Nicht nur in den Videotheken, sondern auch im Kino darf Donnie Yen nun seine Gegner vermöbeln. Dies macht er in gewohnt eindrucksvoller Manier, jedoch nicht in so hoher Schlagzahl wie erwartet. Dabei wird die Geschichte über weite Strecken spannend gehalten, sodass der Film erst gegen Ende ein wenig zu sehr in genretypische Handlungsstränge abdriftet.
Seit einigen Jahren verwöhnt Donnie Yen, vor allen Dingen in Zusammenarbeit mit Regisseur Wilson Yip, den Martial Arts Fan in Filmen wie Ip Man oder S.P.L. - Kill Zone mit beeindruckender Akrobatik und kann selbst handlungsärmeren Filmen wie The Lost Bladesman oder dem amüsanten 14 Blades seinen Stempel aufdrücken. Das besondere an Wu Xia ist alleine schon, dass dem Publikum in Deutschland gar ein Kinorelease spendiert wird.
Das Leben des liebevollen Familienvaters und Papierherstellers Liu wirkt auf den ersten Blick nicht ungewöhnlich. Als jedoch der Händler seines Dorfes in seiner Anwesenheit von zwei der meistgesuchtesten und brutalsten Verbrechern des Landes heimgesucht wird, beschließt er einzugreifen und schafft es eher glücklich, die Angreifer zu überwältigen und zu töten. Das wirkt auch auf den ermittelnden Beamten Xu mehr als nur suspekt, und so stellt sich ihm die Frage, wie ein scheinbar einfacher Mann wie Liu zu dieser Tat fähig war.

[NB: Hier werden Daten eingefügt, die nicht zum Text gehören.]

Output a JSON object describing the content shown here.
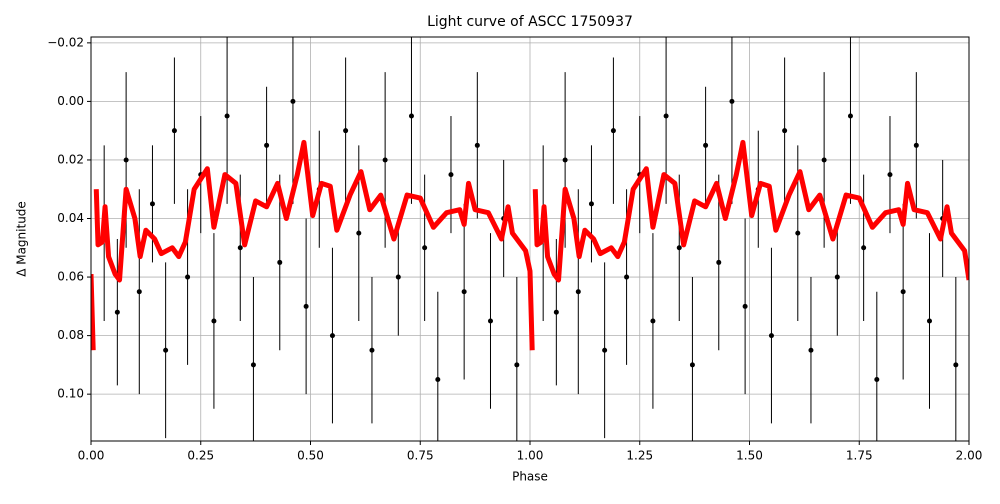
{
  "chart_data": {
    "type": "errorbar-line",
    "title": "Light curve of ASCC 1750937",
    "x_label": "Phase",
    "y_label": "Δ Magnitude",
    "xlim": [
      0,
      2
    ],
    "ylim": [
      0.116,
      -0.022
    ],
    "grid": true,
    "xticks": [
      {
        "value": 0,
        "label": "0.00"
      },
      {
        "value": 0.25,
        "label": "0.25"
      },
      {
        "value": 0.5,
        "label": "0.50"
      },
      {
        "value": 0.75,
        "label": "0.75"
      },
      {
        "value": 1,
        "label": "1.00"
      },
      {
        "value": 1.25,
        "label": "1.25"
      },
      {
        "value": 1.5,
        "label": "1.50"
      },
      {
        "value": 1.75,
        "label": "1.75"
      },
      {
        "value": 2,
        "label": "2.00"
      }
    ],
    "yticks": [
      {
        "value": -0.02,
        "label": "−0.02"
      },
      {
        "value": 0,
        "label": "0.00"
      },
      {
        "value": 0.02,
        "label": "0.02"
      },
      {
        "value": 0.04,
        "label": "0.04"
      },
      {
        "value": 0.06,
        "label": "0.06"
      },
      {
        "value": 0.08,
        "label": "0.08"
      },
      {
        "value": 0.1,
        "label": "0.10"
      }
    ],
    "points": {
      "color": "#000000",
      "x": [
        0.03,
        0.06,
        0.08,
        0.11,
        0.14,
        0.17,
        0.19,
        0.22,
        0.25,
        0.28,
        0.31,
        0.34,
        0.37,
        0.4,
        0.43,
        0.46,
        0.49,
        0.52,
        0.55,
        0.58,
        0.61,
        0.64,
        0.67,
        0.7,
        0.73,
        0.76,
        0.79,
        0.82,
        0.85,
        0.88,
        0.91,
        0.94,
        0.97,
        1.03,
        1.06,
        1.08,
        1.11,
        1.14,
        1.17,
        1.19,
        1.22,
        1.25,
        1.28,
        1.31,
        1.34,
        1.37,
        1.4,
        1.43,
        1.46,
        1.49,
        1.52,
        1.55,
        1.58,
        1.61,
        1.64,
        1.67,
        1.7,
        1.73,
        1.76,
        1.79,
        1.82,
        1.85,
        1.88,
        1.91,
        1.94,
        1.97
      ],
      "values": [
        0.045,
        0.072,
        0.02,
        0.065,
        0.035,
        0.085,
        0.01,
        0.06,
        0.025,
        0.075,
        0.005,
        0.05,
        0.09,
        0.015,
        0.055,
        0.0,
        0.07,
        0.03,
        0.08,
        0.01,
        0.045,
        0.085,
        0.02,
        0.06,
        0.005,
        0.05,
        0.095,
        0.025,
        0.065,
        0.015,
        0.075,
        0.04,
        0.09,
        0.045,
        0.072,
        0.02,
        0.065,
        0.035,
        0.085,
        0.01,
        0.06,
        0.025,
        0.075,
        0.005,
        0.05,
        0.09,
        0.015,
        0.055,
        0.0,
        0.07,
        0.03,
        0.08,
        0.01,
        0.045,
        0.085,
        0.02,
        0.06,
        0.005,
        0.05,
        0.095,
        0.025,
        0.065,
        0.015,
        0.075,
        0.04,
        0.09
      ],
      "errors": [
        0.03,
        0.025,
        0.03,
        0.035,
        0.02,
        0.03,
        0.025,
        0.03,
        0.02,
        0.03,
        0.03,
        0.025,
        0.03,
        0.02,
        0.03,
        0.035,
        0.03,
        0.02,
        0.03,
        0.025,
        0.03,
        0.025,
        0.03,
        0.02,
        0.03,
        0.025,
        0.03,
        0.02,
        0.03,
        0.025,
        0.03,
        0.02,
        0.03,
        0.03,
        0.025,
        0.03,
        0.035,
        0.02,
        0.03,
        0.025,
        0.03,
        0.02,
        0.03,
        0.03,
        0.025,
        0.03,
        0.02,
        0.03,
        0.035,
        0.03,
        0.02,
        0.03,
        0.025,
        0.03,
        0.025,
        0.03,
        0.02,
        0.03,
        0.025,
        0.03,
        0.02,
        0.03,
        0.025,
        0.03,
        0.02,
        0.03
      ]
    },
    "curve": {
      "color": "#ff0000",
      "x": [
        0.0,
        0.005,
        0.008,
        0.012,
        0.016,
        0.026,
        0.032,
        0.04,
        0.055,
        0.065,
        0.08,
        0.1,
        0.112,
        0.125,
        0.145,
        0.16,
        0.185,
        0.2,
        0.215,
        0.235,
        0.265,
        0.28,
        0.305,
        0.33,
        0.35,
        0.375,
        0.4,
        0.425,
        0.445,
        0.47,
        0.485,
        0.505,
        0.525,
        0.545,
        0.56,
        0.59,
        0.615,
        0.635,
        0.66,
        0.69,
        0.72,
        0.75,
        0.78,
        0.81,
        0.84,
        0.85,
        0.86,
        0.875,
        0.905,
        0.935,
        0.95,
        0.96,
        0.99,
        1.0,
        1.005,
        1.008,
        1.012,
        1.016,
        1.026,
        1.032,
        1.04,
        1.055,
        1.065,
        1.08,
        1.1,
        1.112,
        1.125,
        1.145,
        1.16,
        1.185,
        1.2,
        1.215,
        1.235,
        1.265,
        1.28,
        1.305,
        1.33,
        1.35,
        1.375,
        1.4,
        1.425,
        1.445,
        1.47,
        1.485,
        1.505,
        1.525,
        1.545,
        1.56,
        1.59,
        1.615,
        1.635,
        1.66,
        1.69,
        1.72,
        1.75,
        1.78,
        1.81,
        1.84,
        1.85,
        1.86,
        1.875,
        1.905,
        1.935,
        1.95,
        1.96,
        1.99,
        2.0
      ],
      "values": [
        0.059,
        0.085,
        null,
        0.03,
        0.049,
        0.048,
        0.036,
        0.053,
        0.059,
        0.061,
        0.03,
        0.04,
        0.053,
        0.044,
        0.047,
        0.052,
        0.05,
        0.053,
        0.048,
        0.03,
        0.023,
        0.043,
        0.025,
        0.028,
        0.049,
        0.034,
        0.036,
        0.028,
        0.04,
        0.025,
        0.014,
        0.039,
        0.028,
        0.029,
        0.044,
        0.032,
        0.024,
        0.037,
        0.032,
        0.047,
        0.032,
        0.033,
        0.043,
        0.038,
        0.037,
        0.042,
        0.028,
        0.037,
        0.038,
        0.047,
        0.036,
        0.045,
        0.051,
        0.058,
        0.085,
        null,
        0.03,
        0.049,
        0.048,
        0.036,
        0.053,
        0.059,
        0.061,
        0.03,
        0.04,
        0.053,
        0.044,
        0.047,
        0.052,
        0.05,
        0.053,
        0.048,
        0.03,
        0.023,
        0.043,
        0.025,
        0.028,
        0.049,
        0.034,
        0.036,
        0.028,
        0.04,
        0.025,
        0.014,
        0.039,
        0.028,
        0.029,
        0.044,
        0.032,
        0.024,
        0.037,
        0.032,
        0.047,
        0.032,
        0.033,
        0.043,
        0.038,
        0.037,
        0.042,
        0.028,
        0.037,
        0.038,
        0.047,
        0.036,
        0.045,
        0.051,
        0.061
      ]
    }
  }
}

Zunächst braucht der Zuschauer ein wenig, um mit der zu Beginn recht holprig wirkenden, aber von Minute zu Minute immer ausgeklügelteren Geschichte warm zu werden. Hat er dann das Potenzial der Geschichte erfasst, verfolgt er mit Spannung deren Geschehnisse. Dank sympathischer und glaubwürdiger Figuren gelingt es sogar, für die inhaltlich etwas spärlich geratene zweite Hälfte zu entschädigen. Diese hebt sicher leider nicht von typischen Genrewerken ab und kann ihr Potenzial leider nicht vollends ausnutzen.
Peter Chan gelingt es, seinen Film mit vielen Schauwerten zu versehen. So erinnert zwar die Besichtigung des Tatorts durchaus an Der blutige Pfad Gottes und zeigt die Tat nochmals aus einem ganz anderen Blickwinkel, belässt dies aber nie zum Selbstzweck, sondern bringt damit gezielt die Handlung voran. Die Atmosphäre des Filmes lässt ebenfalls keinen Grund zur Klage zu, die Musik brennt sich im Ohr ein, und auch die überraschend wenigen Kampfszenen von Yen und Konsorten wissen einmal mehr zu begeistern.

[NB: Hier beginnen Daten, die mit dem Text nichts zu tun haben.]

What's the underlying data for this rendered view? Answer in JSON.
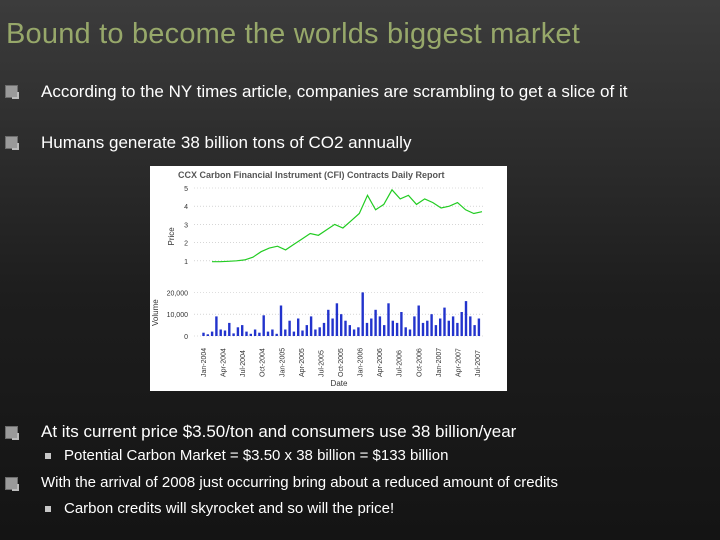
{
  "slide": {
    "title": "Bound to become the worlds biggest market",
    "bullets_top": [
      {
        "text": "According to the NY times article, companies are scrambling to get a slice of it"
      },
      {
        "text": "Humans generate 38 billion tons of CO2 annually"
      }
    ],
    "bullets_bottom": [
      {
        "text": "At its current price $3.50/ton and consumers use 38 billion/year"
      },
      {
        "text": "Potential Carbon Market = $3.50 x 38 billion = $133 billion"
      },
      {
        "text": "With the arrival of 2008 just occurring bring about a reduced amount of credits"
      },
      {
        "text": "Carbon credits will skyrocket and so will the price!"
      }
    ],
    "colors": {
      "title": "#97a86a",
      "price_line": "#22cc22",
      "volume_bars": "#2233cc",
      "bullet_marker": "#9a9a9a"
    }
  },
  "chart_data": {
    "type": "line",
    "title": "CCX Carbon Financial Instrument (CFI) Contracts Daily Report",
    "xlabel": "Date",
    "ylabel": "Price",
    "ylabel_volume": "Volume",
    "price_yticks": [
      "5",
      "4",
      "3",
      "2",
      "1"
    ],
    "price_ylim": [
      0,
      5
    ],
    "volume_yticks": [
      "20,000",
      "10,000",
      "0"
    ],
    "volume_ylim": [
      0,
      22000
    ],
    "x_tick_labels": [
      "Jan-2004",
      "Apr-2004",
      "Jul-2004",
      "Oct-2004",
      "Jan-2005",
      "Apr-2005",
      "Jul-2005",
      "Oct-2005",
      "Jan-2006",
      "Apr-2006",
      "Jul-2006",
      "Oct-2006",
      "Jan-2007",
      "Apr-2007",
      "Jul-2007"
    ],
    "series": [
      {
        "name": "Price",
        "values": [
          0.95,
          0.95,
          0.97,
          1.0,
          1.05,
          1.2,
          1.5,
          1.7,
          1.8,
          1.6,
          1.9,
          2.2,
          2.5,
          2.4,
          2.7,
          3.0,
          2.8,
          3.2,
          3.6,
          4.6,
          3.8,
          4.1,
          4.9,
          4.4,
          4.6,
          4.1,
          4.4,
          4.2,
          3.9,
          4.0,
          4.2,
          3.8,
          3.6,
          3.7
        ]
      },
      {
        "name": "Volume",
        "values": [
          0,
          1500,
          800,
          2000,
          9000,
          3000,
          2500,
          6000,
          1200,
          4000,
          5000,
          2000,
          1000,
          3000,
          1500,
          9500,
          2000,
          3000,
          1000,
          14000,
          3000,
          7000,
          2000,
          8000,
          2500,
          5000,
          9000,
          3000,
          4000,
          6000,
          12000,
          8000,
          15000,
          10000,
          7000,
          5000,
          3000,
          4000,
          20000,
          6000,
          8000,
          12000,
          9000,
          5000,
          15000,
          7000,
          6000,
          11000,
          4000,
          3000,
          9000,
          14000,
          6000,
          7000,
          10000,
          5000,
          8000,
          13000,
          7000,
          9000,
          6000,
          11000,
          16000,
          9000,
          5000,
          8000
        ]
      }
    ]
  }
}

Auch als Darsteller zeigt Yen einmal mehr sein Talent und schafft es, die vielen Fassetten seiner undurchsichtigen Figur auf glaubhafte Art und Weise darzustellen. In den Schatten gestellt wird er dennoch von Takeshi Kaneshiro mit seiner Darstellung als intelligenter Beamter auf Selbstfindungssuche. Als enttäuschend erweist sich der Auftritt von Tang Wei, die leider eine zu eindimensionale Rolle besitzt, um nach Gefahr und Begierde und Late Autumn erneut ihr großes Talent zu zeigen.
Unterm Strich mag Wu Xia aufgrund der riesigen Erwartungen im Vorfeld durchaus als kleine Enttäuschung betrachtet werden. Dies jedoch nur, weil die Geschichte sich in der zweiten Hälfte als zu genretypisch entwickelt. Sieht man jedoch davon ab, bekommt man einen atmosphärisch dichten Martial Arts Film geliefert, den man sich auf der großen Leinwand sicherlich nicht entgehen lassen sollte.